JESUP — Former NFL coach and player Dan Reeves spoke at the Altamaha Area Fellowship of Christian Athletes annual Fundraising Banquet Friday.

The event was at Coastal Pines Technical College with proceeds going to support FCA chapters in Long, Liberty and Wayne counties.

Reeves, who is from Rome, Ga., told the packed house about how he accepted Jesus Christ as his Lord and Savior when he was a freshman at Americus High School.

He joked with the crowd, saying that as a child he had a "drug" problem, in that his mother drug him to church every time its doors were open.

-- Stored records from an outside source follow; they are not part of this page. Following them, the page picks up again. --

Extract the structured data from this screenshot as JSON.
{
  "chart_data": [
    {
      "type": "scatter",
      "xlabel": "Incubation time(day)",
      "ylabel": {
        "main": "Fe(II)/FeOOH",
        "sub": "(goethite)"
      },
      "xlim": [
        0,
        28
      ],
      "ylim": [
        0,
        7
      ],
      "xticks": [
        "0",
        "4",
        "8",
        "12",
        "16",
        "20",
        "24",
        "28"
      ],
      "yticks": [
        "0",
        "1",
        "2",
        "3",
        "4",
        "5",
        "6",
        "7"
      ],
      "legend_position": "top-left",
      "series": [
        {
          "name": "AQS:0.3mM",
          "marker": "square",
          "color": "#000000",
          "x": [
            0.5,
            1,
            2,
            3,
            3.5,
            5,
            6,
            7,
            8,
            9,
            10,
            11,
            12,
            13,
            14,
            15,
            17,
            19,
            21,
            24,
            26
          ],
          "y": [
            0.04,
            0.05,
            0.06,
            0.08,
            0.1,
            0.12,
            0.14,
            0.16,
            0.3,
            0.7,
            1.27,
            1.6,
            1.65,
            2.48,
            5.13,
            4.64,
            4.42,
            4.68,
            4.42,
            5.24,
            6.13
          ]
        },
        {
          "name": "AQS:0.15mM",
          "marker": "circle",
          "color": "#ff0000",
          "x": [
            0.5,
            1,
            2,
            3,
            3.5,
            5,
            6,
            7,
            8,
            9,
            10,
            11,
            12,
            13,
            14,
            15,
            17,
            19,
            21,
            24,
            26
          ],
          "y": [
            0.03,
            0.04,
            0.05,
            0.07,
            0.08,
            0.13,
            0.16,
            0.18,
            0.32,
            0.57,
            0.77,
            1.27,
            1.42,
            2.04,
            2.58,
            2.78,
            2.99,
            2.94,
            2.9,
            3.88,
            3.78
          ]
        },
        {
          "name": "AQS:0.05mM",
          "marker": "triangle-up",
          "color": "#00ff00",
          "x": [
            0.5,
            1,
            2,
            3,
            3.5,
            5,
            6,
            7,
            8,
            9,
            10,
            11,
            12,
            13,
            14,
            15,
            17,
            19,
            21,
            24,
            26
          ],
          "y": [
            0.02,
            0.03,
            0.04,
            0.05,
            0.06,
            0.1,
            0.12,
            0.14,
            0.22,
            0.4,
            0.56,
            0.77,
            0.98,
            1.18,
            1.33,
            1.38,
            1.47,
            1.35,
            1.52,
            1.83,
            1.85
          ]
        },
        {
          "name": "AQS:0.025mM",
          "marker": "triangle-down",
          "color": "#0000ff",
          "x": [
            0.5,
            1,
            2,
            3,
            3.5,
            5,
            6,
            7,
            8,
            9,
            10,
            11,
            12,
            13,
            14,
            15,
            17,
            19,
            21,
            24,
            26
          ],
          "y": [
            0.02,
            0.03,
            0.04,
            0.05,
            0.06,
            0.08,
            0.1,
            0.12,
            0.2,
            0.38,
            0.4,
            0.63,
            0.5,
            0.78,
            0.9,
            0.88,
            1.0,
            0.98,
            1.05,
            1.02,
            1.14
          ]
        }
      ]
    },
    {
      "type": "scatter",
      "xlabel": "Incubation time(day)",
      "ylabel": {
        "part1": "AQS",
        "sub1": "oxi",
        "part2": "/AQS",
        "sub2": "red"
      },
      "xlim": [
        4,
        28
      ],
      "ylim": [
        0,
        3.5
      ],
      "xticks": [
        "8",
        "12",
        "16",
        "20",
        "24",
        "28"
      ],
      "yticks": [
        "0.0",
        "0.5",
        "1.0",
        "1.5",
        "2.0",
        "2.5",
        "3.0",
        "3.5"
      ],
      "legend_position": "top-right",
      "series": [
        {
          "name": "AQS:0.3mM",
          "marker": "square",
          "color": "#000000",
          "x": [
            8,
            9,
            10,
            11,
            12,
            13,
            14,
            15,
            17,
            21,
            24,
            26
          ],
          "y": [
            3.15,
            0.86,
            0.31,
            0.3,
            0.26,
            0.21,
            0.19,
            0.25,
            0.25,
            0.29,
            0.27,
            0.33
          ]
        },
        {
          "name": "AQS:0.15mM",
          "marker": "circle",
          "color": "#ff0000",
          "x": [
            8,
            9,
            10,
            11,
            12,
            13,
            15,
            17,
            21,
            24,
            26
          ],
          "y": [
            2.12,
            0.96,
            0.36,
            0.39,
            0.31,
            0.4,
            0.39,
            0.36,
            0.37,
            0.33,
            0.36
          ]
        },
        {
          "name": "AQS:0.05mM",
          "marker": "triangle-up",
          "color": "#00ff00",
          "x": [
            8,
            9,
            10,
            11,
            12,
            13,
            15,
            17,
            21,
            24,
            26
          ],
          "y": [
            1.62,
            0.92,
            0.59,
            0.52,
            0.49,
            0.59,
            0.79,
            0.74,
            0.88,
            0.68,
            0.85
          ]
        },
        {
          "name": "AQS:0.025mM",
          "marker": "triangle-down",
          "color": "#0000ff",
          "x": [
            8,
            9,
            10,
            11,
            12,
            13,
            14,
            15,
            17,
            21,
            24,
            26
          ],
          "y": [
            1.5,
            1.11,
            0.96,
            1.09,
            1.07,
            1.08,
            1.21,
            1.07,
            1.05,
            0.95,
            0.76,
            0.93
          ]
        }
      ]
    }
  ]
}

He played football for the University of South Carolina and then walked on as a free-agent with the Dallas Cowboys in 1965.

He said that during his rookie season, Cowboys head coach Tom Landry, who was one of the founding organizers of the FCA, asked him to speak at some high schools to tell kids about what Jesus had done for him. One point that Reeves stressed was how Christ would always be there for them if they accepted him.

"I could always get on my knees and talk to him (Jesus) and ask him for guidance in my life," Reeves said.

Reeves also spoke about playing time with the Cowboys and how during his early years they were known as the NFL team that could not win the "big game." That title finally was lifted in 1972 when the Cowboys beat the Miami Dolphins 24-3 in the Super Bowl.

Reeves said Landry asked him in 1970 to be a player/coach for the Cowboys and this was his first experience in coaching. After being mentored by Landry for 10 years, in 1981 Reeves became the youngest head coach in the NFL when he took over the reins of the Denver Broncos. He said before he left Dallas, Landry gave him two pieces of advice that he has never forgotten.

In addition to Reeves speaking, emcee Victor Drawdy interviewed a coach and a player who worked with the FCA. Former Long County High School assistant head coach and defensive coordinator Jeff Miller was the coach and he talked about FCA and the chaplains who work in it.

"At Long County we have Eric Sizemore as our chaplain, and let me tell you he is a wonderful man who continually ministers to the guys on the sidelines, he’s a great inspiration and I can’t say enough about Eric," Miller said.

He also talked about the faith of both the players and coaches at Long County, saying that no matter how tired or hot the players and coaches were, many always attended the "FCA huddle" fellowship time that Sizemore leads once a week.

"All I can say about the FCA is that it is a big part of many of these kids’ lives," Miller said.

Altamaha Area FCA Director Dylan Brown said the banquet was sponsored by Bone and Joint Institute of South Georgia.